Hi, I just recently brought home Luna, and she has settled into her new cage quite well. I bought the Super Pet Habitat Defined Rabbit Cage (http://www.amazon.com/Super-Pet-Habitat-Defined-Rabbit/dp/B001TI8LOY), and have taken out the second level completely. The sides are plastic for about 7 inches, then cage bars. The first night she was here, she tried to climb up but slipped down the plastic. I'm just worried that as she gets bigger, it will become easier for her to reach the bars and potentially climb out. Other posts have mentioned coroplast, plexiglass, or netting to prevent climbing. I was wondering which would be best. I have netting already, but I don't know if that would completely prevent her from climbing up the sides.

Thanks!


----------



## silvercat (Oct 24, 2008)

I'm not sure what you mean by netting. Could she try to climb that or get caught in it?

I would suggest getting some coroplast to run along the sides to prevent climbing. If you can't find coroplast you could used some plastic placemats from the dollarstore (that's what I used in my first barred cage, just zip tie them to the bars)


----------



## shaelikestaquitos (Feb 2, 2010)

I have a question... because often hedgehogs only try to escape when they are restless. Do you have a wheel in her cage for her? If so, what type is it?


----------



## Kendra (Apr 1, 2012)

When I say netting, I mean like mosquito netting. I've seen it mentioned, but I was skeptical and I think I'll go with the coroplast instead.

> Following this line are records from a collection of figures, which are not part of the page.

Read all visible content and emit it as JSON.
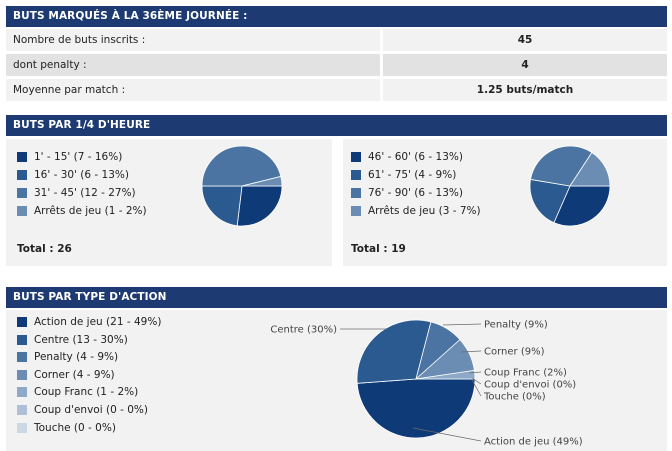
{
  "section1": {
    "title": "BUTS MARQUÉS À LA 36ÈME JOURNÉE :",
    "rows": [
      {
        "label": "Nombre de buts inscrits :",
        "value": "45"
      },
      {
        "label": "dont penalty :",
        "value": "4"
      },
      {
        "label": "Moyenne par match :",
        "value": "1.25 buts/match"
      }
    ]
  },
  "section2": {
    "title": "BUTS PAR 1/4 D'HEURE",
    "left": {
      "legend": [
        "1' - 15' (7 - 16%)",
        "16' - 30' (6 - 13%)",
        "31' - 45' (12 - 27%)",
        "Arrêts de jeu (1 - 2%)"
      ],
      "total": "Total : 26"
    },
    "right": {
      "legend": [
        "46' - 60' (6 - 13%)",
        "61' - 75' (4 - 9%)",
        "76' - 90' (6 - 13%)",
        "Arrêts de jeu (3 - 7%)"
      ],
      "total": "Total : 19"
    }
  },
  "section3": {
    "title": "BUTS PAR TYPE D'ACTION",
    "legend": [
      "Action de jeu (21 - 49%)",
      "Centre (13 - 30%)",
      "Penalty (4 - 9%)",
      "Corner (4 - 9%)",
      "Coup Franc (1 - 2%)",
      "Coup d'envoi (0 - 0%)",
      "Touche (0 - 0%)"
    ],
    "pie_labels": [
      "Action de jeu (49%)",
      "Centre (30%)",
      "Penalty (9%)",
      "Corner (9%)",
      "Coup Franc (2%)",
      "Coup d'envoi (0%)",
      "Touche (0%)"
    ]
  },
  "colors": [
    "#0e3a78",
    "#2b5a90",
    "#4b74a2",
    "#6b8db4",
    "#8ea9c8",
    "#aebfd6",
    "#cdd8e6"
  ],
  "chart_data": [
    {
      "type": "pie",
      "categories": [
        "1' - 15'",
        "16' - 30'",
        "31' - 45'",
        "Arrêts de jeu"
      ],
      "values": [
        7,
        6,
        12,
        1
      ]
    },
    {
      "type": "pie",
      "categories": [
        "46' - 60'",
        "61' - 75'",
        "76' - 90'",
        "Arrêts de jeu"
      ],
      "values": [
        6,
        4,
        6,
        3
      ]
    },
    {
      "type": "pie",
      "categories": [
        "Action de jeu",
        "Centre",
        "Penalty",
        "Corner",
        "Coup Franc",
        "Coup d'envoi",
        "Touche"
      ],
      "values": [
        21,
        13,
        4,
        4,
        1,
        0,
        0
      ]
    }
  ]
}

She has a CSBW that she loves. She just tried to climb up, I think, because she was exploring her new cage. She hasn't done it since, but I want to be extra safe.


----------



## shaelikestaquitos (Feb 2, 2010)

Kendra said:


> When I say netting, I mean like mosquito netting. I've seen it mentioned, but I was skeptical and I think I'll go with the coroplast instead.
> 
> She has a CSBW that she loves. She just tried to climb up, I think, because she was exploring her new cage. She hasn't done it since, but I want to be extra safe.


Yeah, netting would probably help with the climbing :lol:

Ahh okay. Well, she must be one curious girl ^_^ Maybe give her some "out" time in a hedgie proofed bathroom or something to burn off some extra energy?


----------



## Kendra (Apr 1, 2012)

She spends a lot of time out in my living room while I'm watching TV or doing school work. She loves to walk around and explore for about ten minutes before she gets tired and goes to sleep. I find she sleeps all day in her cage, then is active when we have playtime, and then sleeps again. Works for me, I never have to worry about her being bored in her cage


----------